第二,最直接的是生产新经济的产业创新体系。原来的经济体系是一二三产泾渭分明,产业体系都是僵化的统计学意义上的,未来的经济体系、产业体系不仅要打破一二三产的界限、产业与产业之间的界限,还要体现出新的经济形态与新的经济模式,更要形成自组织自成长、闭环循环、共生共荣、开放创新的产业生态。

第三,产生新型的创新发展范式。也就是打破“基础设施-基础研究-应用研究-商业研究-转移转化-产业化” 从生产到消费的正向链式创新, 从市场、产业、消费的反向配置资源与逆向创新,将产业、商业、研究、开发于一体的垂直型的创业式创新。

第四,形成新的治理结构。打破以往政府是推手、市场是拉手、企业是选手的结构,通过政府搭建平台、开放市场赛道,让更多的企业成为自组织自成长的赛手,最终形成能够产生爆发增长的创新生态。

第五,产生独具一格的区域创新文化。

新的组织逻辑

在高增长发展阶段,很多城市或园区产业战略导向及组织动员机制往往是“大产业、大企业、大平台、大项目”。因为只有大才能快,只有速度才有规模。以至于很多地方政府把集聚大产业、构筑大平台、培育大企业、招引大项目作为推进经济社会发展的中心工作。在此背景下,很多城市或园区不仅形成了“五低四高”(低成本、低技术、低价格、低利润、低端市场;高能耗、高物耗、高污染、高排放)的工业化产业发展模式,还形成了“出口拉动、划地成园、招商引资、规模制造”的园区发展模式,以及要素驱动、投资驱动、外生发展、外延增长的创新发展范式。在此发展过程中,政府也出现了自身的困惑,主要体现在如下方面:第一,无限的权力导致无限的责任,各种社会矛盾和问题最终都和政府算账;第二,政商关系处于两难困境,在一个体制杂交的新兴经济体、转型经济体中,企业往往感到与政府越来越有隔阂、有距离,而实际上处于经济高速发展、矛盾临界发展阶段的政府亦有自身的困惑、困境;第三,产业大破大立但政府的统计体系还在沿用计划经济时代工业经济的统计,以至于很多时候产业企业的群众都过河了,政府还在摸着石头;第四,产业跨界融合了但政府还在条块分割,跨地域、跨行政系统配置资源、整合资源具有较大的难度;第五,政绩考核周期与创新周期不相适应和不匹配。在此背景下,“五化协同”逐步转化为五大发展理念的战略指引。以往的工业化、信息化,基本上体现为产业数字化,与“创新”相呼应;以往的城镇化,加速向城建都市化方向发展,主要与“协调”相呼应;以往的市场化,也就是政府、企业、市场、社会的关系,逐步向治理现代化方向发展,与“共享”相呼应;以往的国际化,逐步走向发展国际化,与“开放”相呼应;再加上生态绿色化,体现“绿色”发展理念。
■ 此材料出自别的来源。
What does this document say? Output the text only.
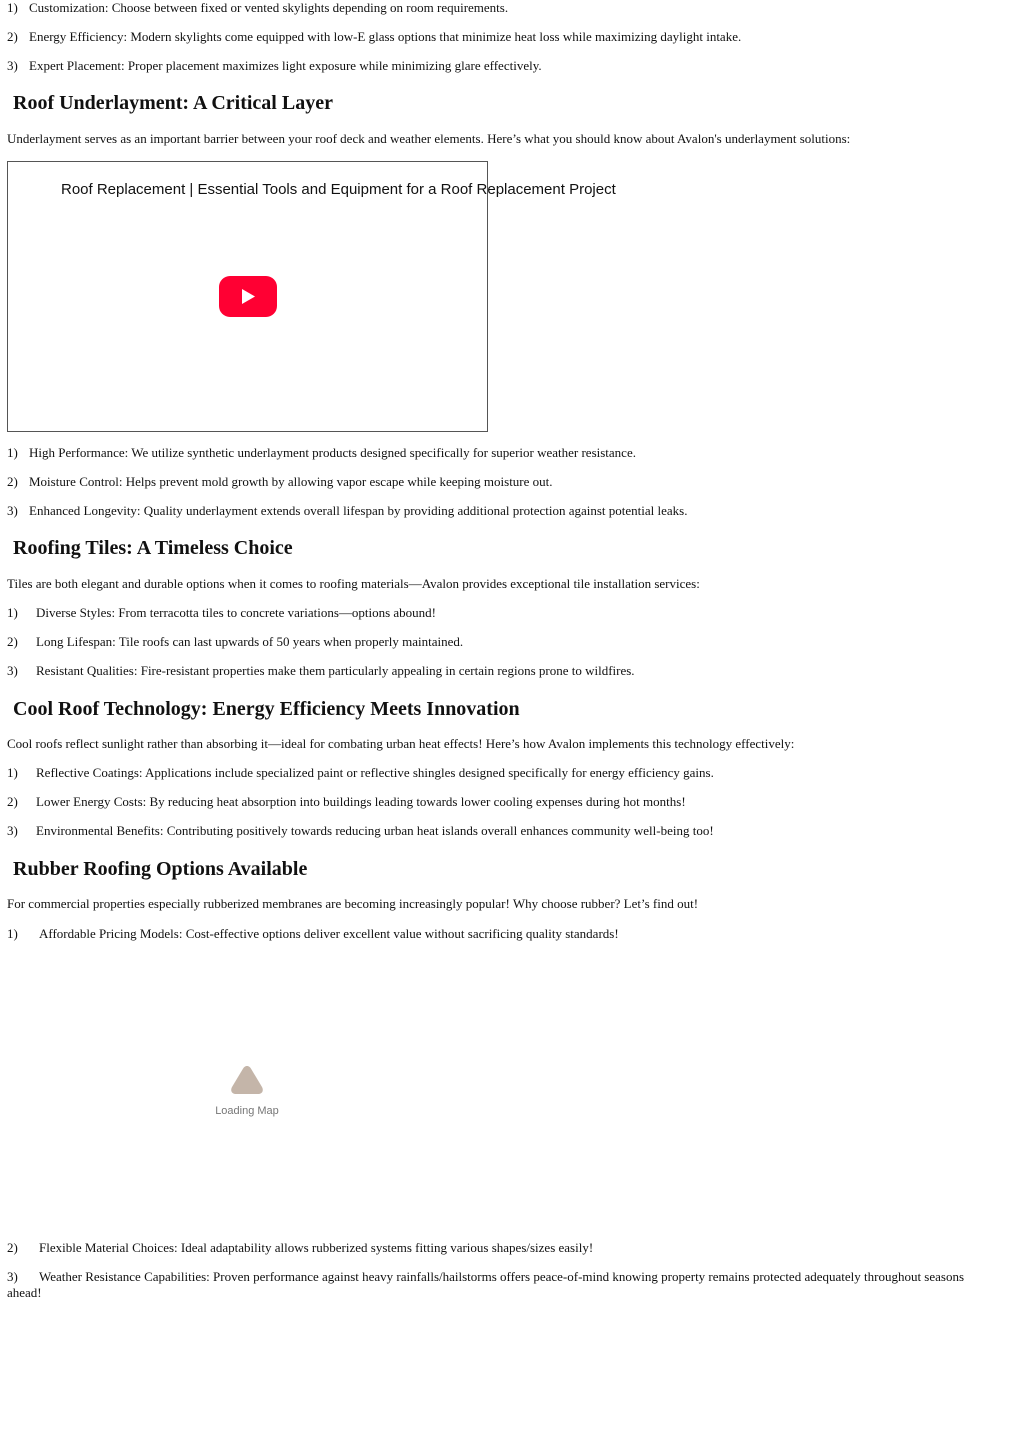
1) Customization: Choose between fixed or vented skylights depending on room requirements.

2) Energy Efficiency: Modern skylights come equipped with low-E glass options that minimize heat loss while maximizing daylight intake.

3) Expert Placement: Proper placement maximizes light exposure while minimizing glare effectively.

Roof Underlayment: A Critical Layer

Underlayment serves as an important barrier between your roof deck and weather elements. Here’s what you should know about Avalon's underlayment solutions:

Roof Replacement | Essential Tools and Equipment for a Roof Replacement Project

1) High Performance: We utilize synthetic underlayment products designed specifically for superior weather resistance.

2) Moisture Control: Helps prevent mold growth by allowing vapor escape while keeping moisture out.

3) Enhanced Longevity: Quality underlayment extends overall lifespan by providing additional protection against potential leaks.

Roofing Tiles: A Timeless Choice

Tiles are both elegant and durable options when it comes to roofing materials—Avalon provides exceptional tile installation services:

1) Diverse Styles: From terracotta tiles to concrete variations—options abound!

2) Long Lifespan: Tile roofs can last upwards of 50 years when properly maintained.

3) Resistant Qualities: Fire-resistant properties make them particularly appealing in certain regions prone to wildfires.

Cool Roof Technology: Energy Efficiency Meets Innovation

Cool roofs reflect sunlight rather than absorbing it—ideal for combating urban heat effects! Here’s how Avalon implements this technology effectively:

1) Reflective Coatings: Applications include specialized paint or reflective shingles designed specifically for energy efficiency gains.

2) Lower Energy Costs: By reducing heat absorption into buildings leading towards lower cooling expenses during hot months!

3) Environmental Benefits: Contributing positively towards reducing urban heat islands overall enhances community well-being too!

Rubber Roofing Options Available

For commercial properties especially rubberized membranes are becoming increasingly popular! Why choose rubber? Let’s find out!

1) Affordable Pricing Models: Cost-effective options deliver excellent value without sacrificing quality standards!

Loading Map

2) Flexible Material Choices: Ideal adaptability allows rubberized systems fitting various shapes/sizes easily!

3) Weather Resistance Capabilities: Proven performance against heavy rainfalls/hailstorms offers peace-of-mind knowing property remains protected adequately throughout seasons ahead!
与此同时,在以往发展过程中,从国家到地方、从政府到企业,大家都在寻求从“推拉并举”型的发展结构及其发展机制,向“生态赋能”型的发展结构及其发展机制系统转换。如上所言,在过去发展过程中,都讲选手、推手和拉手,这其中企业是经济发展的选手,市场是经济发展的拉手,政府是经济发展的推手。

如今,一个国家或地区的发展,越来越强调经济发展、产业发展的内生性与自生性、自组织与自成长、闭环与循环的,则是“政府搭建平台、开放市场赛道、产生企业赛手”。这种转变,核心是对新经济创新生态及新时代组织动员机制的共识。

这种新经济创新生态不是看不见、摸不着,其基本特征如下:

一是产业跨界融合,只有多个产业之间的跨界才能不断衍生全新的业态、发育全新的产业,突破产业界限、商业疆域、企业边界与技术锁定。

二是企业互联融通,伴随产业链、创新链、资本链、服务链的互联互通,企业加速平台化、生态化,逐步形成你中有我、我中有你、共生共荣的竞合发展态势。

三是资源要素聚合,更加强调这些创新资源及产业要素,在政、产、学、研、金、介、用等创主体之间的高效对接及双向循环。

四是空间服务耦合,如今更加强调产业功能、城市功能、创新功能在空间的耦合, 以及在科、产、城等元素的有机结合。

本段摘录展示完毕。